Hey everyone! I should explain *my situation*:
I have this 25 year old Baritone Ukulele that I want to fix up and get it playable again. I recently ordered a new nut and saddle, strings, and tuning pegs. But the real problem lies in the body and headstock. They are scratched, dented, and very chipped! In some areas, the wood on the front is even separating from the sides.

Here's my Ukulele:









So I have a couple of questions:

1) Exactly, what adhesives should I purchase to attach the nut to the headstock, and also to re-attach the body back together?
2) Which materials / methods do I need to fill in chips and re-stain them?
3) Where can I get a waterslide decal for a Baritone Ukulele soundhole?

Any help will be much appreciated!


----------



## Traivs (Aug 13, 2010)

You shouldn't need to glue the nut on; string tension will keep it in place. I know most people will glue the nut on, but it's unnecessary. If you really want to do it, put a dab of epoxy in the center of the nut where it makes contact with the fingerboard and the neck and string it up.

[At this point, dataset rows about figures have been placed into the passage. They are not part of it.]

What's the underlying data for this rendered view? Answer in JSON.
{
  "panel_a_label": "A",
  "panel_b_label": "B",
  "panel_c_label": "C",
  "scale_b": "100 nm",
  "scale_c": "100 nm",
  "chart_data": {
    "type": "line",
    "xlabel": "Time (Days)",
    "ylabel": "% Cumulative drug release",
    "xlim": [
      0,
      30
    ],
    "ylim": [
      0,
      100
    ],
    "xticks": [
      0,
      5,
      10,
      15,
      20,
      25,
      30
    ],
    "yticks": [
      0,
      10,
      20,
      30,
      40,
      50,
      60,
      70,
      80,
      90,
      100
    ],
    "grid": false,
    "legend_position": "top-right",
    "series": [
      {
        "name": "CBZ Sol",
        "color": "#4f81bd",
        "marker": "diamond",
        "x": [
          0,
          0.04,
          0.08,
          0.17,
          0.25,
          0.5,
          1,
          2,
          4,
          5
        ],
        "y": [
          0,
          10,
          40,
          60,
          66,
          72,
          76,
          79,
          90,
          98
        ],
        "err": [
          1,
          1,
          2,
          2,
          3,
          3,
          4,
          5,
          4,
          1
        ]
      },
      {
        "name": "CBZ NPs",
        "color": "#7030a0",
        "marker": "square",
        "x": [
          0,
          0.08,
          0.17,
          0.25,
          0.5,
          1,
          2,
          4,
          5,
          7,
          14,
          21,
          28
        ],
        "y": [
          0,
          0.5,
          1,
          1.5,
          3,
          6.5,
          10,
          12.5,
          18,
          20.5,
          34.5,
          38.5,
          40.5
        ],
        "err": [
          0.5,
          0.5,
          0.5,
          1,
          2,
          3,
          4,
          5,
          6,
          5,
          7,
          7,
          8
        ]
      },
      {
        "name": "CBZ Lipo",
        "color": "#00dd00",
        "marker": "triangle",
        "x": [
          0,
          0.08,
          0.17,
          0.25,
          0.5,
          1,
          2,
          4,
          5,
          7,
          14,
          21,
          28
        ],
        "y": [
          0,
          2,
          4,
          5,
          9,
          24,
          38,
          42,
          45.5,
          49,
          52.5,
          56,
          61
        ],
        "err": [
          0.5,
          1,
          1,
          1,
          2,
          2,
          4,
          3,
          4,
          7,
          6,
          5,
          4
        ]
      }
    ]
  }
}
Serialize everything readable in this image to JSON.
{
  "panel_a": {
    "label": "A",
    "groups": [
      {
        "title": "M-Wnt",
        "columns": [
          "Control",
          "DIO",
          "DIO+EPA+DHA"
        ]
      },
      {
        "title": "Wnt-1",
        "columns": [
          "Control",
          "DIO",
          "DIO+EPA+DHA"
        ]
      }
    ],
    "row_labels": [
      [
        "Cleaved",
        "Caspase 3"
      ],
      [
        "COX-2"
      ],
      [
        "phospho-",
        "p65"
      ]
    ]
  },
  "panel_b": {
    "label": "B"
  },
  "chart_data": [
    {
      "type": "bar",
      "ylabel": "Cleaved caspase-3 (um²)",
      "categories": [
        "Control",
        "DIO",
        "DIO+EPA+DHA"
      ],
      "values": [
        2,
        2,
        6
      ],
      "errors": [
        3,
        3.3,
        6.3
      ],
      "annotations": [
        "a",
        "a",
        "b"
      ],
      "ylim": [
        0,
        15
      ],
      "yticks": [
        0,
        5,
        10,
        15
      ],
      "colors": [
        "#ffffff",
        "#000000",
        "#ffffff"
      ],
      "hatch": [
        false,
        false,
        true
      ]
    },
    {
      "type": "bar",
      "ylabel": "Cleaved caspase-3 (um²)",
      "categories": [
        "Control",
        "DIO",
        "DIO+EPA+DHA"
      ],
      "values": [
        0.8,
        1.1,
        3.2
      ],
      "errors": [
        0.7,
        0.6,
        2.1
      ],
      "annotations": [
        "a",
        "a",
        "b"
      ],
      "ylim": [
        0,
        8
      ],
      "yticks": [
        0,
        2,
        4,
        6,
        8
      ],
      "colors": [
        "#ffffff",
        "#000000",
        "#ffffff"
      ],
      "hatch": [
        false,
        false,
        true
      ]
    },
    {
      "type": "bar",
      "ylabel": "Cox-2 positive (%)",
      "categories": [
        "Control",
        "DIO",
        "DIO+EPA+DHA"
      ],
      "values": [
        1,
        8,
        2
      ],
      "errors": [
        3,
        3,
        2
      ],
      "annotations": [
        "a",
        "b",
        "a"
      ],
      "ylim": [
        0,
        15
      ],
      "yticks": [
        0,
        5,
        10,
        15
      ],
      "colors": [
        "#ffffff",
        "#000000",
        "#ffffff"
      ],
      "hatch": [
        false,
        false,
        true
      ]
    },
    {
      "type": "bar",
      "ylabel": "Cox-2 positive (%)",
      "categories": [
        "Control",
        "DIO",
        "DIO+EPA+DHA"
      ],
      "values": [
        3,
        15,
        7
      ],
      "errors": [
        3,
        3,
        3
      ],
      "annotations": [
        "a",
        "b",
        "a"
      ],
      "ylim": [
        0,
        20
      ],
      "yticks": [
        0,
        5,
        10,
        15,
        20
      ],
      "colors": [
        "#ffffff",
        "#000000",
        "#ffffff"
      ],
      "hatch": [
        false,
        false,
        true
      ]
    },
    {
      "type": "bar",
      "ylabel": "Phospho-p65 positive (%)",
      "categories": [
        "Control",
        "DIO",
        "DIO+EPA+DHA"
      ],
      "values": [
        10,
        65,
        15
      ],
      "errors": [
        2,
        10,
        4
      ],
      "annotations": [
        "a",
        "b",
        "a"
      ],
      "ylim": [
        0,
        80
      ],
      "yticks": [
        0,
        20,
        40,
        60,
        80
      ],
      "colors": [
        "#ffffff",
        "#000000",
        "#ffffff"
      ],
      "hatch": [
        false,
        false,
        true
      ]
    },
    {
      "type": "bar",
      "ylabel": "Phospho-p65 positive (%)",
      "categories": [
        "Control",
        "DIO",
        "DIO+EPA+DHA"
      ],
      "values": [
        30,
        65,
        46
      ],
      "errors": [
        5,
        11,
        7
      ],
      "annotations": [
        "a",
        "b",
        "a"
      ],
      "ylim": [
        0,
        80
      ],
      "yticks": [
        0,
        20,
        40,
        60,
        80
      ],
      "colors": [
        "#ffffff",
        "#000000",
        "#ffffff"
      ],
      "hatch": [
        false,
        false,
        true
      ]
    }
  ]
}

The strings are the "clamp." You don't need much glue... makes it easier to remove the nut if ever it needs to be replaced.

-Travis


----------



## Jocko (May 17, 2010)

I agree with Traivs. I do not use glue to hold in a nut. If you must use something then a TINY spot of PVA glue is the most I would use.


----------



## fraser (Feb 24, 2007)

i have a similar uke actually- a 68 silvertone-
for that side/front coming apart, id use some hide glue- but you might not be set up for that, so get some carpenters glue. use it sparingly, you dont want it oozing out all over the place- just wick it in with a piece of paper or something, lightly clamp it, then use a damp rag to remove excess glue while its still wet.
good idea to find something to protect the top and back when you clamp it- a straight piece of wood helps to spread the pressure from a single clamp out over a larger surface area- i cut up a few old leather belts to act as padding to protect the body when clamping. just remember its just thin, dry, old wood- just enough pressure to close the gap, but not enough to crush anything.
small dab of crazy glue for the nut- if necessary.
i dont understand waterslide decal for baritone uke soundhole- most inside the body stickers are just glued in paper


----------